Y es que una de las primeras consecuencias de la transformación que implica convertir a la Nación en el titular de la soberanía, frente al rey, es que la patria, el territorio, pasa a quedar en manos de la Nación (es lo que Bueno ha llamado nación política). Es decir, es ahora la Nación dueña de la patria, de tal modo que, si el interés de la Nación exige disponer de la patria, tanto de hombres como de recursos, lo hará. Es la Nación la dueña del territorio común, y, precisamente, todo territorio es común en tanto que territorio nacional (y ello implica su explotación, pero también el deber ciudadano de su defensa, etc).
De hecho, ya a partir de los philosophes (ilustrados) el “amor a la patria”, será considerado como la virtud política por excelencia en una república (en contraste con el honor monárquico, y con el temor despótico). Así dice Montesquieu: “Lo que llamo virtud en la república es el amor a la patria, es decir, el amor a la igualdad [frente al privilegio estamental]. No se trata de una virtud moral ni tampoco de una virtud cristiana, sino de la virtud política. En este sentido se define como el resorte que pone en movimiento al Gobierno republicano, del mismo modo que el honor es el resorte que mueve a la monarquía” (Montesquieu Del Espíritu de las Leyes, pág. 5, ed. Tecnos). Robespierre recordará este pasaje en un discurso pronunciado en 1783, para la Academia de Arrás (en la que ingresó como miembro), y que trataba de la injusticia que suponía que la infamia de un delincuente se extendiese también a los familiares (Robespierre reivindicaba la igualdad de derechos para los hijos bastardos). En ese contexto, dirá Robespierre, “como ha demostrado el autor de El espíritu de la Leyes, el móvil principal y esencial de las repúblicas es la virtud, lo que equivale a decir la virtud política, que no es otra cosa que el amor a la patria y al país. Sus constituciones requieren que todos los intereses particulares, todas las relaciones personales, dejen paso siempre al bien general […] Un ciudadano no debe perdonar siquiera al culpable que más ame cuando el bienestar de la república exige que se le castigue” (apud. Peter McPhee, Robespierre, ed. Península, p. 82).

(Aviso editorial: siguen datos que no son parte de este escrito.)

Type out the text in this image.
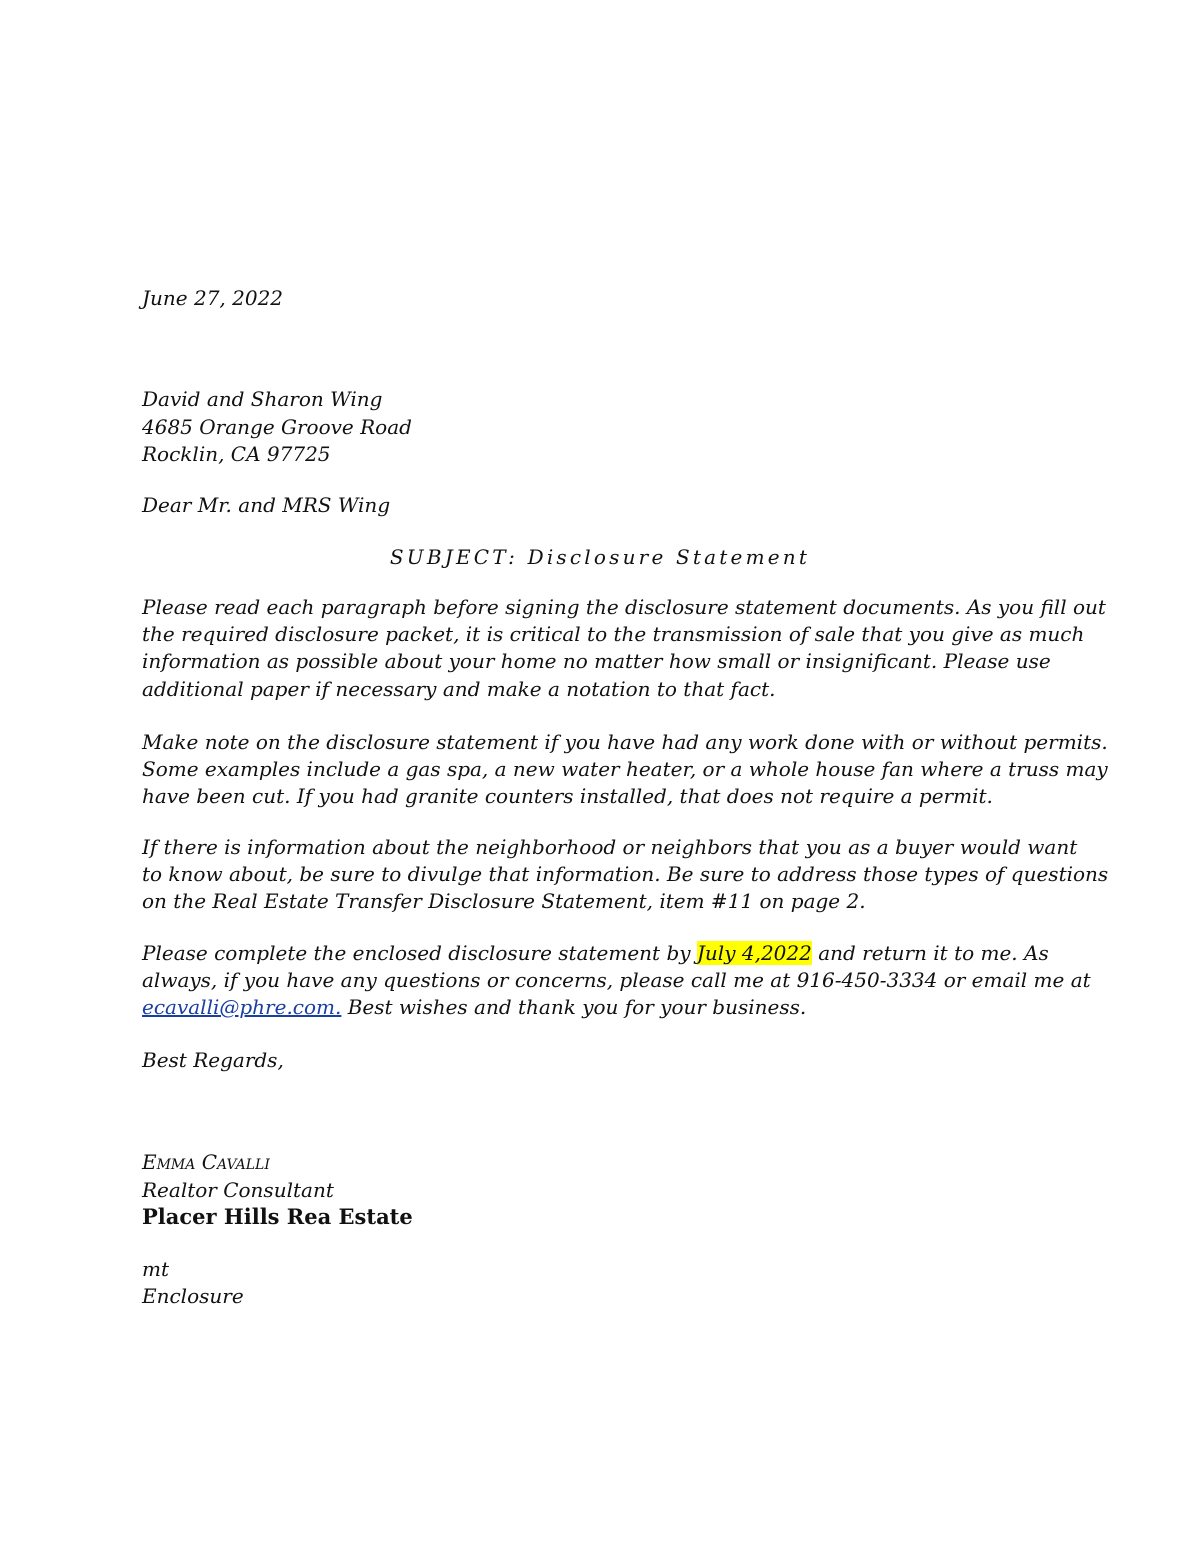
June 27, 2022
David and Sharon Wing
4685 Orange Groove Road
Rocklin, CA 97725
Dear Mr. and MRS Wing
SUBJECT: Disclosure Statement
Please read each paragraph before signing the disclosure statement documents. As you fill out
the required disclosure packet, it is critical to the transmission of sale that you give as much
information as possible about your home no matter how small or insignificant. Please use
additional paper if necessary and make a notation to that fact.
Make note on the disclosure statement if you have had any work done with or without permits.
Some examples include a gas spa, a new water heater, or a whole house fan where a truss may
have been cut. If you had granite counters installed, that does not require a permit.
If there is information about the neighborhood or neighbors that you as a buyer would want
to know about, be sure to divulge that information. Be sure to address those types of questions
on the Real Estate Transfer Disclosure Statement, item #11 on page 2.
Please complete the enclosed disclosure statement by July 4,2022 and return it to me. As
always, if you have any questions or concerns, please call me at 916-450-3334 or email me at
ecavalli@phre.com. Best wishes and thank you for your business.
Best Regards,
Emma Cavalli
Realtor Consultant
Placer Hills Rea Estate
mt
Enclosure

Una virtud, la del patriotismo, cuyo ejercicio implica precisamente la disolución de los privilegios estamentales (ligados al Antiguo Régimen), y que iguala a todos los individuos miembros de la sociedad política al apelar a lo que de más común tienen todos los ciudadanos connacionales: el territorio compartido. El patriotismo es la defensa de ese territorio común, y de su integridad. El ejercicio de los derechos políticos ya no depende de una concesión del rey, sino que cualquier nacional, por el hecho de serlo, por el hecho de haber nacido en ese territorio, está elevado a la condición de ciudadano. Esta vía ancha nacional de adquisición de derechos políticos es lo que rompe las cadenas estamentales características del Antiguo Régimen, y es que da igual la condición (estamental) en la que se nazca, lo importante, lo esencial para ser considerado ciudadano es que se nace francés, en territorio francés. Francia, ahora, es de los franceses. “Todos los hombres nacidos y domiciliados en Francia son miembros de la sociedad política, que se llama nación francesa, es decir, ciudadanos franceses […] Los derechos unidos a este título no dependen ni de la fortuna que cada uno de ellos posee, ni de la cantidad de impuesto al que está sometido, porque no es el impuesto lo que nos hace ciudadanos”, dirá Robespierre. El amor a la patria, a la nación, significa pues igualdad y lealtad al interés común, que se anteponen al privilegio y a la lealtad estamental, siempre particular (vasallática, feudal, foral, o del tipo que sea).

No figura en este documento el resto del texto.